Non-Cl Alternative Disinfectants

  • Ozone (O3) Gas: Generated onsite at drinking water systems by passing dry O or air through a system of high voltage electrodes. O3 is one of the strongest oxidants and disinfectants available. Its high reactivity and low solubility, however, make it difficult to apply and control in drinking water treatment. Contact chambers are fully contained and non-absorbed ozone must be destroyed prior to release to avoid corrosive and inhalation toxicity conditions. O3 is more often applied for oxidation purposes rather than disinfection alone.

    • ADVANTAGES: Strongest oxidant/disinfectant available, does not directly produce chlorinated DBPs, effective against cryptosporidium, used alone and in advanced oxidation processes to oxidize organic compounds, will react with algal- and cyanobacteria-produced toxins.

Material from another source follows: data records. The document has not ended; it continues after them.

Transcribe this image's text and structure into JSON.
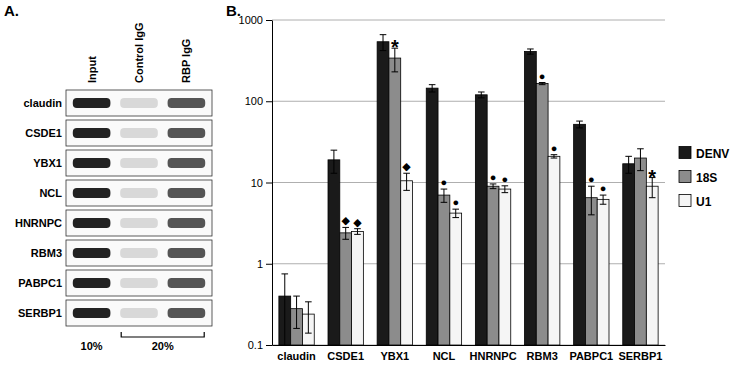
{
  "blot": {
    "label": "A.",
    "lanes": [
      "Input",
      "Control IgG",
      "RBP IgG"
    ],
    "rows": [
      "claudin",
      "CSDE1",
      "YBX1",
      "NCL",
      "HNRNPC",
      "RBM3",
      "PABPC1",
      "SERBP1"
    ],
    "loading_labels": [
      "10%",
      "20%"
    ]
  },
  "chart_data": {
    "type": "bar",
    "title": "B.",
    "categories": [
      "claudin",
      "CSDE1",
      "YBX1",
      "NCL",
      "HNRNPC",
      "RBM3",
      "PABPC1",
      "SERBP1"
    ],
    "series": [
      {
        "name": "DENV",
        "color": "#1a1a1a",
        "values": [
          0.4,
          19,
          540,
          145,
          120,
          410,
          52,
          17
        ],
        "errors": [
          0.35,
          6,
          120,
          15,
          10,
          30,
          5,
          4
        ]
      },
      {
        "name": "18S",
        "color": "#8c8c8c",
        "values": [
          0.28,
          2.4,
          340,
          7,
          9,
          165,
          6.5,
          20
        ],
        "errors": [
          0.12,
          0.4,
          110,
          1.3,
          0.6,
          5,
          2.5,
          6
        ]
      },
      {
        "name": "U1",
        "color": "#f5f5f5",
        "values": [
          0.24,
          2.5,
          10.5,
          4.2,
          8.3,
          21,
          6.2,
          9
        ],
        "errors": [
          0.1,
          0.2,
          2.5,
          0.5,
          0.8,
          1,
          0.8,
          2.5
        ]
      }
    ],
    "annotations": [
      {
        "category": "CSDE1",
        "series": "18S",
        "text": "◆"
      },
      {
        "category": "CSDE1",
        "series": "U1",
        "text": "◆"
      },
      {
        "category": "YBX1",
        "series": "18S",
        "text": "*"
      },
      {
        "category": "YBX1",
        "series": "U1",
        "text": "◆"
      },
      {
        "category": "NCL",
        "series": "18S",
        "text": "●"
      },
      {
        "category": "NCL",
        "series": "U1",
        "text": "●"
      },
      {
        "category": "HNRNPC",
        "series": "18S",
        "text": "●"
      },
      {
        "category": "HNRNPC",
        "series": "U1",
        "text": "●"
      },
      {
        "category": "RBM3",
        "series": "18S",
        "text": "●"
      },
      {
        "category": "RBM3",
        "series": "U1",
        "text": "●"
      },
      {
        "category": "PABPC1",
        "series": "18S",
        "text": "●"
      },
      {
        "category": "PABPC1",
        "series": "U1",
        "text": "●"
      },
      {
        "category": "SERBP1",
        "series": "U1",
        "text": "*"
      }
    ],
    "log": "y",
    "ylim": [
      0.1,
      1000
    ],
    "yticks": [
      0.1,
      1,
      10,
      100,
      1000
    ],
    "grid": true,
    "legend": "right"
  }
}
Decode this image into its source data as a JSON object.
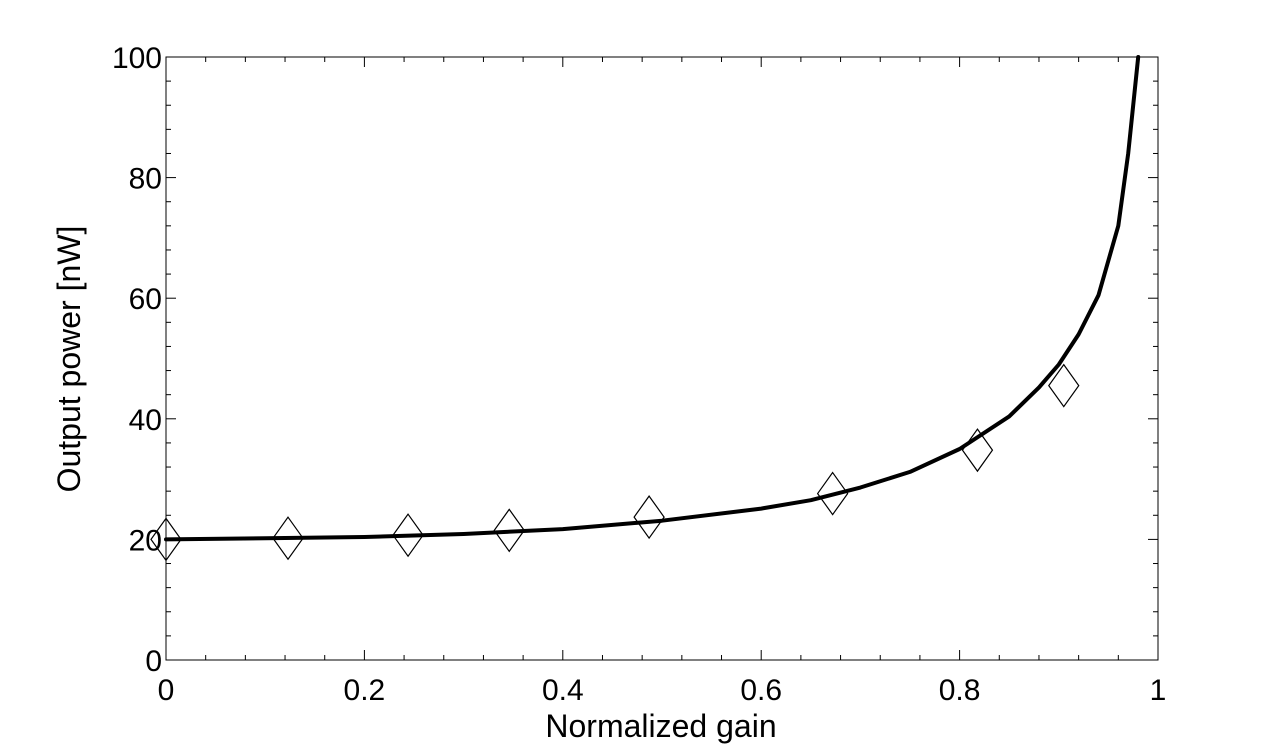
{
  "chart_data": {
    "type": "line",
    "title": "",
    "xlabel": "Normalized gain",
    "ylabel": "Output power [nW]",
    "xlim": [
      0,
      1
    ],
    "ylim": [
      0,
      100
    ],
    "xticks": [
      0,
      0.2,
      0.4,
      0.6,
      0.8,
      1
    ],
    "xtick_labels": [
      "0",
      "0.2",
      "0.4",
      "0.6",
      "0.8",
      "1"
    ],
    "yticks": [
      0,
      20,
      40,
      60,
      80,
      100
    ],
    "ytick_labels": [
      "0",
      "20",
      "40",
      "60",
      "80",
      "100"
    ],
    "grid": false,
    "box": true,
    "series": [
      {
        "kind": "line",
        "color": "#000000",
        "x": [
          0,
          0.1,
          0.2,
          0.3,
          0.4,
          0.5,
          0.6,
          0.65,
          0.7,
          0.75,
          0.8,
          0.85,
          0.88,
          0.9,
          0.92,
          0.94,
          0.96,
          0.97,
          0.98
        ],
        "y": [
          20,
          20.2,
          20.4,
          20.9,
          21.7,
          23.1,
          25.1,
          26.5,
          28.6,
          31.2,
          35.0,
          40.4,
          45.2,
          49.0,
          54.0,
          60.5,
          72.0,
          84.0,
          100.0
        ]
      },
      {
        "kind": "marker",
        "marker": "diamond",
        "color": "#000000",
        "x": [
          0.0,
          0.123,
          0.244,
          0.346,
          0.487,
          0.672,
          0.818,
          0.905
        ],
        "y": [
          20.0,
          20.2,
          20.7,
          21.5,
          23.7,
          27.6,
          34.8,
          45.5
        ]
      }
    ]
  }
}
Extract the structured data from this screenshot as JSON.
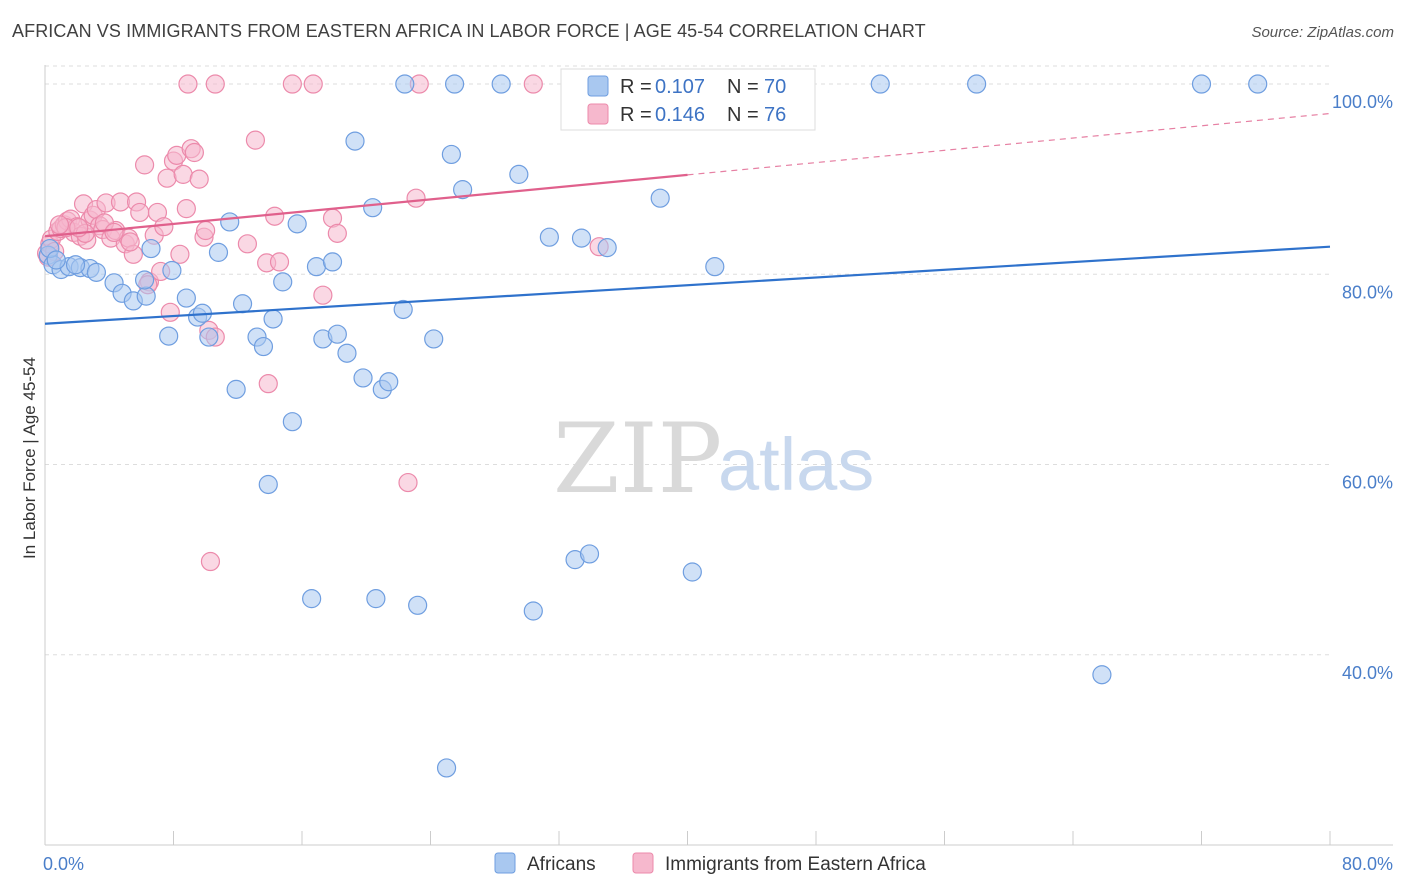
{
  "title": "AFRICAN VS IMMIGRANTS FROM EASTERN AFRICA IN LABOR FORCE | AGE 45-54 CORRELATION CHART",
  "source": "Source: ZipAtlas.com",
  "watermark": {
    "zip": "ZIP",
    "atlas": "atlas"
  },
  "colors": {
    "africans_fill": "#a9c8f0",
    "africans_stroke": "#6f9ee0",
    "africans_line": "#2f72cc",
    "eastern_fill": "#f6b8cd",
    "eastern_stroke": "#ec8aab",
    "eastern_line": "#e0608c",
    "axis_text": "#4a7ec9",
    "grid": "#dddddd"
  },
  "legend": {
    "r_label": "R =",
    "n_label": "N =",
    "africans": {
      "r": "0.107",
      "n": "70"
    },
    "eastern": {
      "r": "0.146",
      "n": "76"
    }
  },
  "chart_data": {
    "type": "scatter",
    "title": "AFRICAN VS IMMIGRANTS FROM EASTERN AFRICA IN LABOR FORCE | AGE 45-54 CORRELATION CHART",
    "xlabel": "",
    "ylabel": "In Labor Force | Age 45-54",
    "xlim": [
      0,
      80
    ],
    "ylim": [
      20,
      102
    ],
    "x_tick_labels": [
      "0.0%",
      "80.0%"
    ],
    "y_ticks": [
      40,
      60,
      80,
      100
    ],
    "y_tick_labels": [
      "40.0%",
      "60.0%",
      "80.0%",
      "100.0%"
    ],
    "grid": true,
    "legend_position": "top-center",
    "series": [
      {
        "name": "Africans",
        "trend": {
          "x": [
            0,
            80
          ],
          "y": [
            74.8,
            82.9
          ],
          "dashed_from": null
        },
        "points": [
          [
            0.2,
            82.0
          ],
          [
            0.5,
            81.0
          ],
          [
            1.0,
            80.5
          ],
          [
            1.5,
            80.8
          ],
          [
            2.2,
            80.7
          ],
          [
            2.8,
            80.6
          ],
          [
            3.2,
            80.2
          ],
          [
            4.3,
            79.1
          ],
          [
            4.8,
            78.0
          ],
          [
            5.5,
            77.2
          ],
          [
            6.3,
            77.7
          ],
          [
            6.6,
            82.7
          ],
          [
            6.2,
            79.4
          ],
          [
            7.9,
            80.4
          ],
          [
            7.7,
            73.5
          ],
          [
            8.8,
            77.5
          ],
          [
            9.5,
            75.5
          ],
          [
            9.8,
            75.9
          ],
          [
            10.2,
            73.4
          ],
          [
            10.8,
            82.3
          ],
          [
            11.5,
            85.5
          ],
          [
            11.9,
            67.9
          ],
          [
            12.3,
            76.9
          ],
          [
            13.2,
            73.4
          ],
          [
            13.6,
            72.4
          ],
          [
            13.9,
            57.9
          ],
          [
            14.2,
            75.3
          ],
          [
            14.8,
            79.2
          ],
          [
            15.4,
            64.5
          ],
          [
            15.7,
            85.3
          ],
          [
            16.6,
            45.9
          ],
          [
            16.9,
            80.8
          ],
          [
            17.3,
            73.2
          ],
          [
            17.9,
            81.3
          ],
          [
            18.2,
            73.7
          ],
          [
            18.8,
            71.7
          ],
          [
            19.3,
            94.0
          ],
          [
            19.8,
            69.1
          ],
          [
            20.6,
            45.9
          ],
          [
            20.4,
            87.0
          ],
          [
            21.0,
            67.9
          ],
          [
            21.4,
            68.7
          ],
          [
            22.3,
            76.3
          ],
          [
            23.2,
            45.2
          ],
          [
            24.2,
            73.2
          ],
          [
            25.3,
            92.6
          ],
          [
            26.0,
            88.9
          ],
          [
            25.0,
            28.1
          ],
          [
            28.4,
            100.0
          ],
          [
            29.5,
            90.5
          ],
          [
            30.4,
            44.6
          ],
          [
            31.4,
            83.9
          ],
          [
            33.0,
            50.0
          ],
          [
            33.9,
            50.6
          ],
          [
            33.4,
            83.8
          ],
          [
            35.0,
            82.8
          ],
          [
            38.3,
            88.0
          ],
          [
            40.3,
            48.7
          ],
          [
            41.7,
            80.8
          ],
          [
            22.4,
            100.0
          ],
          [
            25.5,
            100.0
          ],
          [
            43.0,
            100.0
          ],
          [
            52.0,
            100.0
          ],
          [
            58.0,
            100.0
          ],
          [
            72.0,
            100.0
          ],
          [
            75.5,
            100.0
          ],
          [
            65.8,
            37.9
          ],
          [
            0.3,
            82.7
          ],
          [
            0.7,
            81.5
          ],
          [
            1.9,
            81.0
          ]
        ]
      },
      {
        "name": "Immigrants from Eastern Africa",
        "trend": {
          "x": [
            0,
            80
          ],
          "y": [
            84.0,
            96.9
          ],
          "dashed_from": 40
        },
        "points": [
          [
            0.1,
            82.2
          ],
          [
            0.2,
            81.8
          ],
          [
            0.3,
            83.2
          ],
          [
            0.4,
            83.7
          ],
          [
            0.6,
            82.4
          ],
          [
            0.8,
            84.5
          ],
          [
            1.0,
            84.8
          ],
          [
            1.2,
            85.2
          ],
          [
            1.4,
            85.6
          ],
          [
            1.6,
            85.8
          ],
          [
            1.8,
            84.4
          ],
          [
            2.0,
            85.0
          ],
          [
            2.2,
            84.0
          ],
          [
            2.4,
            87.4
          ],
          [
            2.6,
            83.6
          ],
          [
            2.8,
            85.7
          ],
          [
            3.0,
            86.2
          ],
          [
            3.2,
            86.8
          ],
          [
            3.4,
            85.1
          ],
          [
            3.6,
            84.7
          ],
          [
            3.8,
            87.5
          ],
          [
            4.1,
            83.8
          ],
          [
            4.4,
            84.6
          ],
          [
            4.7,
            87.6
          ],
          [
            5.0,
            83.2
          ],
          [
            5.2,
            83.8
          ],
          [
            5.5,
            82.1
          ],
          [
            5.7,
            87.6
          ],
          [
            5.9,
            86.5
          ],
          [
            6.2,
            91.5
          ],
          [
            6.5,
            79.2
          ],
          [
            6.8,
            84.1
          ],
          [
            7.0,
            86.5
          ],
          [
            7.2,
            80.3
          ],
          [
            7.4,
            85.0
          ],
          [
            7.6,
            90.1
          ],
          [
            7.8,
            76.0
          ],
          [
            8.0,
            91.9
          ],
          [
            8.2,
            92.5
          ],
          [
            8.4,
            82.1
          ],
          [
            8.6,
            90.5
          ],
          [
            8.8,
            86.9
          ],
          [
            9.1,
            93.2
          ],
          [
            9.3,
            92.8
          ],
          [
            9.6,
            90.0
          ],
          [
            9.9,
            83.9
          ],
          [
            10.0,
            84.6
          ],
          [
            10.2,
            74.1
          ],
          [
            10.3,
            49.8
          ],
          [
            10.6,
            73.4
          ],
          [
            8.9,
            100.0
          ],
          [
            10.6,
            100.0
          ],
          [
            12.6,
            83.2
          ],
          [
            13.1,
            94.1
          ],
          [
            13.8,
            81.2
          ],
          [
            13.9,
            68.5
          ],
          [
            14.3,
            86.1
          ],
          [
            14.6,
            81.3
          ],
          [
            17.3,
            77.8
          ],
          [
            17.9,
            85.9
          ],
          [
            18.2,
            84.3
          ],
          [
            22.6,
            58.1
          ],
          [
            23.1,
            88.0
          ],
          [
            15.4,
            100.0
          ],
          [
            16.7,
            100.0
          ],
          [
            23.3,
            100.0
          ],
          [
            30.4,
            100.0
          ],
          [
            34.5,
            82.9
          ],
          [
            2.5,
            84.3
          ],
          [
            3.7,
            85.4
          ],
          [
            4.3,
            84.4
          ],
          [
            5.3,
            83.4
          ],
          [
            6.4,
            78.9
          ],
          [
            1.3,
            84.9
          ],
          [
            0.9,
            85.2
          ],
          [
            2.1,
            84.9
          ]
        ]
      }
    ]
  },
  "bottom_legend": {
    "africans": "Africans",
    "eastern": "Immigrants from Eastern Africa"
  }
}
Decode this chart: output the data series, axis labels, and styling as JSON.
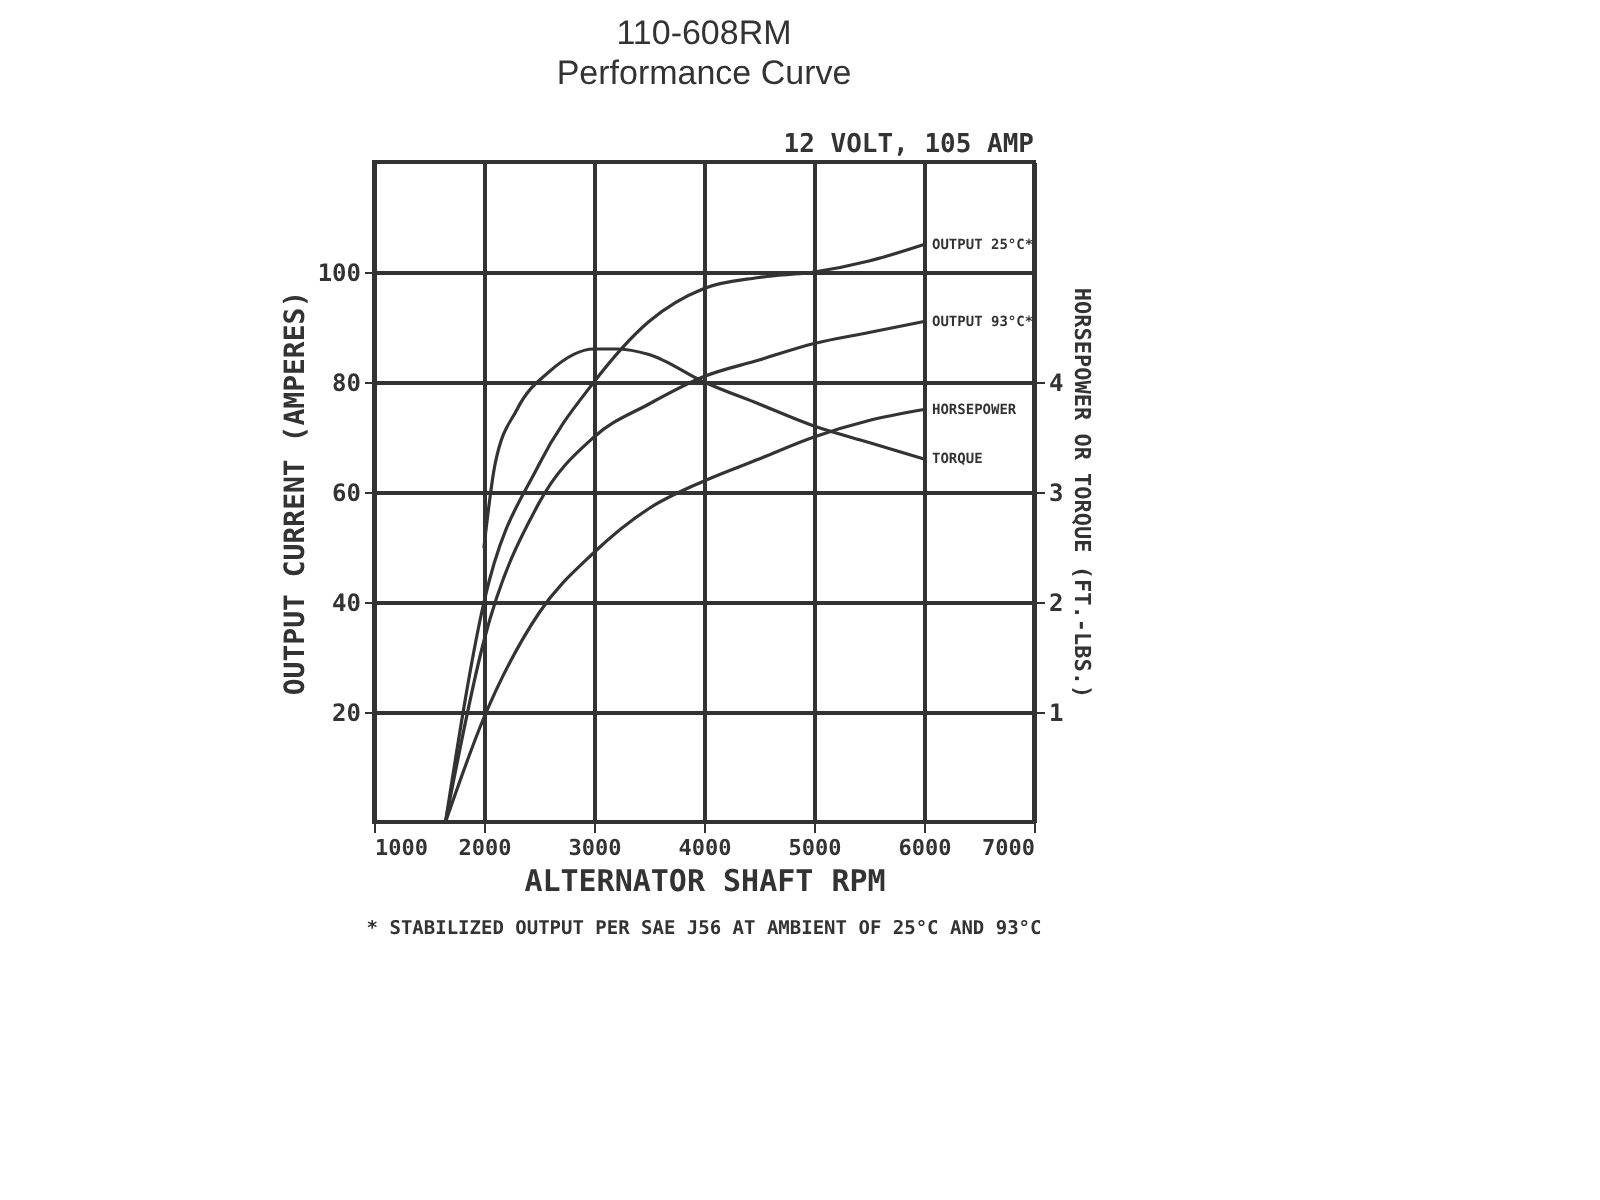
{
  "chart_data": {
    "type": "line",
    "title": "110-608RM",
    "subtitle": "Performance Curve",
    "xlabel": "ALTERNATOR SHAFT RPM",
    "ylabel": "OUTPUT CURRENT (AMPERES)",
    "y2label": "HORSEPOWER OR TORQUE (FT.-LBS.)",
    "annotations": [
      "12 VOLT, 105 AMP",
      "* STABILIZED OUTPUT PER SAE J56 AT AMBIENT OF 25°C AND 93°C"
    ],
    "xlim": [
      1000,
      7000
    ],
    "xticks": [
      1000,
      2000,
      3000,
      4000,
      5000,
      6000,
      7000
    ],
    "ylim": [
      0,
      120
    ],
    "yticks": [
      20,
      40,
      60,
      80,
      100
    ],
    "y2lim": [
      0,
      6
    ],
    "y2ticks": [
      1,
      2,
      3,
      4
    ],
    "grid": true,
    "legend": false,
    "marker": "none",
    "line_style": "solid",
    "series": [
      {
        "name": "OUTPUT 25°C*",
        "color": "#333333",
        "x": [
          1650,
          2000,
          2500,
          3000,
          3500,
          4000,
          4500,
          5000,
          5500,
          6000
        ],
        "values": [
          0,
          40,
          65,
          80,
          91,
          97,
          99,
          100,
          102,
          105
        ]
      },
      {
        "name": "OUTPUT 93°C*",
        "color": "#333333",
        "x": [
          1650,
          2000,
          2500,
          3000,
          3500,
          4000,
          4500,
          5000,
          5500,
          6000
        ],
        "values": [
          0,
          33,
          58,
          70,
          76,
          81,
          84,
          87,
          89,
          91
        ]
      },
      {
        "name": "HORSEPOWER",
        "color": "#333333",
        "axis": "y2",
        "x": [
          1650,
          2000,
          2500,
          3000,
          3500,
          4000,
          4500,
          5000,
          5500,
          6000
        ],
        "values": [
          0,
          0.95,
          1.9,
          2.45,
          2.85,
          3.1,
          3.3,
          3.5,
          3.65,
          3.75
        ]
      },
      {
        "name": "TORQUE",
        "color": "#333333",
        "axis": "y2",
        "x": [
          2000,
          2100,
          2300,
          2600,
          3000,
          3200,
          3500,
          4000,
          4500,
          5000,
          5500,
          6000
        ],
        "values": [
          2.5,
          3.25,
          3.75,
          4.1,
          4.3,
          4.3,
          4.25,
          4,
          3.8,
          3.6,
          3.45,
          3.3
        ]
      }
    ]
  }
}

    • LIMITATIONS: Process operation and maintenance requires a higher level of technical competence, provides no residual disinfection, forms brominated DBPs by oxidation of bromide in the water, forms nonhalogenated DBPs (e.g., aldehydes), degrades more complex organic matter; more biodegradable compounds can enhance microbial (re)growth in distribution systems and increase DBP formation during chemical disinfection, higher costs than chlorination due to capital costs, air or O requirements, and electricity cost, difficult to control and monitor, particularly under variable load conditions.

  • Ultraviolet Radiation (UV) Radiation: A non-chemical disinfectant generated by mercury arc lamps. When UV light penetrates the cell wall of an organism, it damages genetic material, and kills the cell or prevents reproduction. UV radiation has been shown to effectively inactivate many pathogens when sufficient doses of appropriate wavelengths are applied. Efficacy is dependent upon the delivered dose, transmissivity of the water, lamp spectral output, and intensity. 

    • ADVANTAGES: Effective at inactivating most viruses, bacterial spores, and protozoan (oo)cysts at appropriate dosages, no chemical generation, storage, or handling, effective against Cryptosporidium at low dosages, directly photolyzes nitrosamines and some other trace chemicals at appropriate doses and wavelengths.

    • LIMITATIONS: Provides no residual disinfection, higher doses of UV radiation are required to inactivate some viruses, difficult to monitor UV dosage and performance within a drinking water system, irradiated organisms can remain dormant and sometimes self-repair and reverse the destructive effects of UV radiation through a process called photo-reactivation, usually requires additional pretreatment steps to maintain high-clarity water to maximize UV disinfection, does not provide oxidation or taste and odor control, high cost of adding backup/emergency disinfection capacity, Hg lamps might pose a potable water and environmental toxicity risk; their output declines with time in use, will not react with algal- and cyanobacteria-produced toxins.


Chlorine-Based Alternative Disinfectants

  • Chloramine (Monochloramine, NH2Cl): Chemical compounds formed by combining a specific ratio of Cl and NH3 in water. Dichloramine and trichloramine are undesirable and ineffective disinfectants, so it is essential to carefully control the blending ratios and process.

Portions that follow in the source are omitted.